The case of Mzuzu illustrates how secondary cities, where revenues are often incredibly low and capacity is minimal, can innovate and lead the way on municipal finance reform. Mzuzu is Malawi’s third largest city. The focus of this case study is a simple and fit-forcapacity property valuation system that increased realised revenues seven-fold between 2013 and 2018:1 The Revenue Mobilisation Programme (REMOP).

Although the programme was initially seen to be a success, several serious misgivings continue to inhibit further progress. These centre on legal barriers in the current property valuation process in Malawi. More broadly, issues such as revenue pilferage, lack of capacity for financial management, land ownership disputes between spheres of government, and national rural bias continue to prevent Mzuzu from achieving a sustainable financial position.

For development partners, the example of Mzuzu provides a stark reminder of the vital importance of widespread stakeholder engagement and caution for legal obstacles in order to achieve sustainable project success. It also illustrates the potential of using smaller cities, with more flexibility and somewhat strong incentives for reform, as a useful starting point to trial new revenue enhancement innovations. The Development Fund for Local Authorities (DFLA), a special entity set up for small and low-cost loans to local governments in Malawi, also presents an interesting model for further exploration. By helping local authorities through the process of lending, they are building local government creditworthiness and enabling them to develop systems for future debt finance.

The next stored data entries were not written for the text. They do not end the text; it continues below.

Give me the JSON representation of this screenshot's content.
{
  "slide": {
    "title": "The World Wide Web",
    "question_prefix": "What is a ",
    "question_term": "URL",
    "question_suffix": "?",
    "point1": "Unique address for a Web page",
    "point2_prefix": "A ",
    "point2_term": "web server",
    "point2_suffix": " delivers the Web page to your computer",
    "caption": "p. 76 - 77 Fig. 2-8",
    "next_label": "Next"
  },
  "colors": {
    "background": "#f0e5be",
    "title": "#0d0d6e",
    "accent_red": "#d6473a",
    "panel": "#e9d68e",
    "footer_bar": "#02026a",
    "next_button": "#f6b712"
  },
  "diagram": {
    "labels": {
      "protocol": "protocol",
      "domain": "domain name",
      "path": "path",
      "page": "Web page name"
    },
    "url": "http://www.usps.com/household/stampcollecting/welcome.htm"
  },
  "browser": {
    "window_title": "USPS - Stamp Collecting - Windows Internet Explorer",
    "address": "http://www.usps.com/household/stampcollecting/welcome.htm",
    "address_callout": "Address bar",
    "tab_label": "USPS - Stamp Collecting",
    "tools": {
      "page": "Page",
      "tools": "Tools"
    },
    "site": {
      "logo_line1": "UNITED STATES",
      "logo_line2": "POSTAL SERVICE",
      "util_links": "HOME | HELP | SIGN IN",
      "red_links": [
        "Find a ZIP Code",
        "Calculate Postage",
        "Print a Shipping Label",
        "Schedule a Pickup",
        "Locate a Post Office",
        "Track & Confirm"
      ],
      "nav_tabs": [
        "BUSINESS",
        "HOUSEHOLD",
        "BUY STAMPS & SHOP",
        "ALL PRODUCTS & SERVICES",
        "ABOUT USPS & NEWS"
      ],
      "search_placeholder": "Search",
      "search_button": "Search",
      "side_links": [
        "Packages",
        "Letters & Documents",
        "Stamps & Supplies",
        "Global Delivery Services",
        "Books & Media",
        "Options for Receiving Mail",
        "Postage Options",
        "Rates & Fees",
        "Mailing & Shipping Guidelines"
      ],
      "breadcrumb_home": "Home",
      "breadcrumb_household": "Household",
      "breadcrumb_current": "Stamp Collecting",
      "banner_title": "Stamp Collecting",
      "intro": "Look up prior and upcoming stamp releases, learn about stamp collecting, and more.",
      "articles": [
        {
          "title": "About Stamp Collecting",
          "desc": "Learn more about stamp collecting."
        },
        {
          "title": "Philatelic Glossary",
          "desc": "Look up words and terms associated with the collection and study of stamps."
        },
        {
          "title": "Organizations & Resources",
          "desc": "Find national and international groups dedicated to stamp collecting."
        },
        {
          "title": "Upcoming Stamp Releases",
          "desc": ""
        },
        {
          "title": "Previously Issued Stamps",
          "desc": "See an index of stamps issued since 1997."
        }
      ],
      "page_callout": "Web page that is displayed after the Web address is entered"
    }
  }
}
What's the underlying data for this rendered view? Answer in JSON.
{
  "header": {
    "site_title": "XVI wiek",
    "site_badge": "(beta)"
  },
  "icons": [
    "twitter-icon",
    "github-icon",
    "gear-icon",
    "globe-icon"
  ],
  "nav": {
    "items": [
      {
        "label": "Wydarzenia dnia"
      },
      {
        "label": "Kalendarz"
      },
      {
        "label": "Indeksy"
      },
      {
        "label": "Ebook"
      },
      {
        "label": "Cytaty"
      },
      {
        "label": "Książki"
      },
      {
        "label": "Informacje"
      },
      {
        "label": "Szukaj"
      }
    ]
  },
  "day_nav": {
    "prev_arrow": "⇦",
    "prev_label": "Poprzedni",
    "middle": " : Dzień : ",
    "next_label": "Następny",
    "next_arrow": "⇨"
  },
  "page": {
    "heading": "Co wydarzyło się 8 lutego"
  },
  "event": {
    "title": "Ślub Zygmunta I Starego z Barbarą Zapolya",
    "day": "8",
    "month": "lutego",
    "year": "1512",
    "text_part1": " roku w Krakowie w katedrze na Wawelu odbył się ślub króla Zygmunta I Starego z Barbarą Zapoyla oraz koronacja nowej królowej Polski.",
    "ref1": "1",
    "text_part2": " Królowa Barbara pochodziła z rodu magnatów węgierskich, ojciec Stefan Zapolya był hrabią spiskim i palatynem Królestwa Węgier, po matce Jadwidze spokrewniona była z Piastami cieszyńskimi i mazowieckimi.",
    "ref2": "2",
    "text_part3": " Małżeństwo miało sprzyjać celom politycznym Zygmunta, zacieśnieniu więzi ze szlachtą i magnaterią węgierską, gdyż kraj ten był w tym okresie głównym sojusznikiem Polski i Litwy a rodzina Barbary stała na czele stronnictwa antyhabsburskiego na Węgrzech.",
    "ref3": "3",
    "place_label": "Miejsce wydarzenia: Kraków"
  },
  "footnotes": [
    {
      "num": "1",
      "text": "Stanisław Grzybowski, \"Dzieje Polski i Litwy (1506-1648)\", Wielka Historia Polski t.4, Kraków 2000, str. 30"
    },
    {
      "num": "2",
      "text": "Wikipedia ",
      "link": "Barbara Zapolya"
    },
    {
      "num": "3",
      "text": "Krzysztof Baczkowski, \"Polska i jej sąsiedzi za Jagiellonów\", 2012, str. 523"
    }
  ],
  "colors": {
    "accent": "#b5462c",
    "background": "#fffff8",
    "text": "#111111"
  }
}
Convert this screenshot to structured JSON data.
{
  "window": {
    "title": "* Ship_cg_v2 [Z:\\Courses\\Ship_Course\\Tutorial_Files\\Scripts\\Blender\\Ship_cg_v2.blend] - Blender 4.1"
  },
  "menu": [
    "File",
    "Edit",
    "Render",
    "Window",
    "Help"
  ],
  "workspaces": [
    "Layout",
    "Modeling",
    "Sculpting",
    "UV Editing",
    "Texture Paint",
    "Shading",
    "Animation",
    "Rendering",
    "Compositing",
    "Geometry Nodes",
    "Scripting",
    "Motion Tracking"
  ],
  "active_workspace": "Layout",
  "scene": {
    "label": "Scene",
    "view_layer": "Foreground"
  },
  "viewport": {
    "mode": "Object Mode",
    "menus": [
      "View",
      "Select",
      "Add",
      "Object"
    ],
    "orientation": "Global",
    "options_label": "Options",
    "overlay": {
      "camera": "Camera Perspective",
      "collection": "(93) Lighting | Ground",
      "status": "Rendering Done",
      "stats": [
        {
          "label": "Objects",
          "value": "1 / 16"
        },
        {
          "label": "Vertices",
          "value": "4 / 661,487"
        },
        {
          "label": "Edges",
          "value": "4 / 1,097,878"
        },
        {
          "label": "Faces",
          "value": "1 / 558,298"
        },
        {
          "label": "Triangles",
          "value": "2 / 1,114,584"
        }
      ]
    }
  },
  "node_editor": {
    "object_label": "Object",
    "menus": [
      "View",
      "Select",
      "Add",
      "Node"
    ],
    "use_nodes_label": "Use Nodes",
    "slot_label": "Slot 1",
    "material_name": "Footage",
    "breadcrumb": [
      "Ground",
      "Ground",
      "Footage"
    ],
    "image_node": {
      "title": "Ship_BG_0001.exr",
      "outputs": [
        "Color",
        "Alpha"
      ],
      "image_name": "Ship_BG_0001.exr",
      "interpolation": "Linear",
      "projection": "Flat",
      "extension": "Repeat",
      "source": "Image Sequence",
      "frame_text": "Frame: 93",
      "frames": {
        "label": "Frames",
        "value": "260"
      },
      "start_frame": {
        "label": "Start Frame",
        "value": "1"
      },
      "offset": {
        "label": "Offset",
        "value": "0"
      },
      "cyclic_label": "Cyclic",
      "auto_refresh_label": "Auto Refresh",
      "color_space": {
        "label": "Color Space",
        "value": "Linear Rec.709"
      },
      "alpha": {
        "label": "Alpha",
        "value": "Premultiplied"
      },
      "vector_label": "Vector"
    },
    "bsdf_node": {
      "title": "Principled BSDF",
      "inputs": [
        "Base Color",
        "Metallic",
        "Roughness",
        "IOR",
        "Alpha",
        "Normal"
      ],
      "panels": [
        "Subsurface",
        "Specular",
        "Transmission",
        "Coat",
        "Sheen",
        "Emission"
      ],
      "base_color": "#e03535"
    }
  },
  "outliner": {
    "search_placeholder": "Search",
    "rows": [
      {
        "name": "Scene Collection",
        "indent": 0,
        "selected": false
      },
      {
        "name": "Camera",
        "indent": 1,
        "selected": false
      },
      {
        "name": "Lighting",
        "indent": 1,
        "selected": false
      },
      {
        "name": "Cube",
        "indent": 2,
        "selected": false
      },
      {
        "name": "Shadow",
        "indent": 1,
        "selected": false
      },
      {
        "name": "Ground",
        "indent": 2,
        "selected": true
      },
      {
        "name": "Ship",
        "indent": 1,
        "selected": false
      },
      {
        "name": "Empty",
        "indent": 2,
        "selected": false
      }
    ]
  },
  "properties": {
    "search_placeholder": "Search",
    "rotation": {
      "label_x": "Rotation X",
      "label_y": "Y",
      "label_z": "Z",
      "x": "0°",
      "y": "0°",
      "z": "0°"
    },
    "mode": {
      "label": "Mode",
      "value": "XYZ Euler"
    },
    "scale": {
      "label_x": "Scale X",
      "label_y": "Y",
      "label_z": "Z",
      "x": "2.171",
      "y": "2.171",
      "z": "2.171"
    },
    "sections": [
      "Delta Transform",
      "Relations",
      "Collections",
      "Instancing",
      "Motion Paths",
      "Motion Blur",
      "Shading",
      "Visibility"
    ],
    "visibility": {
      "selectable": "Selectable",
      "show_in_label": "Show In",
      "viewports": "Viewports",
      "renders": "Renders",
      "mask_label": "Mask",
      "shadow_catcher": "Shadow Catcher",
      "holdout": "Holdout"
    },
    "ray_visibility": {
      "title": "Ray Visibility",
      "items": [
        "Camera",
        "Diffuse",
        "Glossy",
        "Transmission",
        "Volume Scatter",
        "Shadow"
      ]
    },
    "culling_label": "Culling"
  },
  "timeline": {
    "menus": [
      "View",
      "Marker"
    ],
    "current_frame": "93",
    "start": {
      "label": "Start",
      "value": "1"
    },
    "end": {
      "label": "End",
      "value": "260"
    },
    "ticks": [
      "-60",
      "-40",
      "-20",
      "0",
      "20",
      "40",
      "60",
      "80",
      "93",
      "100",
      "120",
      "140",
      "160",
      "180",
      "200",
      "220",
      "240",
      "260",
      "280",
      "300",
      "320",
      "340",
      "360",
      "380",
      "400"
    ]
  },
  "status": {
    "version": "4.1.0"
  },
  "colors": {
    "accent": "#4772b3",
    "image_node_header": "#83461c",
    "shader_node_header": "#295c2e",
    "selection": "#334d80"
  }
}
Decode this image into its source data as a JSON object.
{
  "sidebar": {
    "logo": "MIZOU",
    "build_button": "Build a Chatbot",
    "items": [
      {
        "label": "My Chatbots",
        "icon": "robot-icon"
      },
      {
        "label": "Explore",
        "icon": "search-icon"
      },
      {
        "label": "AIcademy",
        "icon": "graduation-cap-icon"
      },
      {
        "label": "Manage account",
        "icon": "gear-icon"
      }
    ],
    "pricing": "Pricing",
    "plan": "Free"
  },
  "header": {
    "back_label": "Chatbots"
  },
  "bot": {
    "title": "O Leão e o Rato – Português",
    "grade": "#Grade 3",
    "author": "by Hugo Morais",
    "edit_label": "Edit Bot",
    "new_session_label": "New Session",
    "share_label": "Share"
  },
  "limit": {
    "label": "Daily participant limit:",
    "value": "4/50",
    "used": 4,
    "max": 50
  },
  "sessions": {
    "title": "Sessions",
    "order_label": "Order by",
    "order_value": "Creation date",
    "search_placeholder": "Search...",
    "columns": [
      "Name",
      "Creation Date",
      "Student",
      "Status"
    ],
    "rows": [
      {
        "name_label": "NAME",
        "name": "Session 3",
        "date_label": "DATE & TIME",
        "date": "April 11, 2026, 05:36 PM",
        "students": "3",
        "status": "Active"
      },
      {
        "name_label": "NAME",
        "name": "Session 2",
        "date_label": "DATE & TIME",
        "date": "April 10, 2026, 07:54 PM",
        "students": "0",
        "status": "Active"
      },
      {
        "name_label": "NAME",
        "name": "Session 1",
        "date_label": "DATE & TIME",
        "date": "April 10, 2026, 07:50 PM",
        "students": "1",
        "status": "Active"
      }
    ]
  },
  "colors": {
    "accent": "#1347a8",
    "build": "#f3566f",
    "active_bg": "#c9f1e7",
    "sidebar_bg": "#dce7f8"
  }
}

Malawi’s cities, being some of the poorest in the world and in a country with relatively low level of urbanisation, are still at the beginning of the development curve. This early stage brings numerous challenges that are yet to be faced as well as an enormous opportunity to learn from the mistakes and successes of other cities in similar contexts. The cities are still at the critical juncture where they can invest in the urban infrastructure essential for livability and productivity before mass settlement takes place.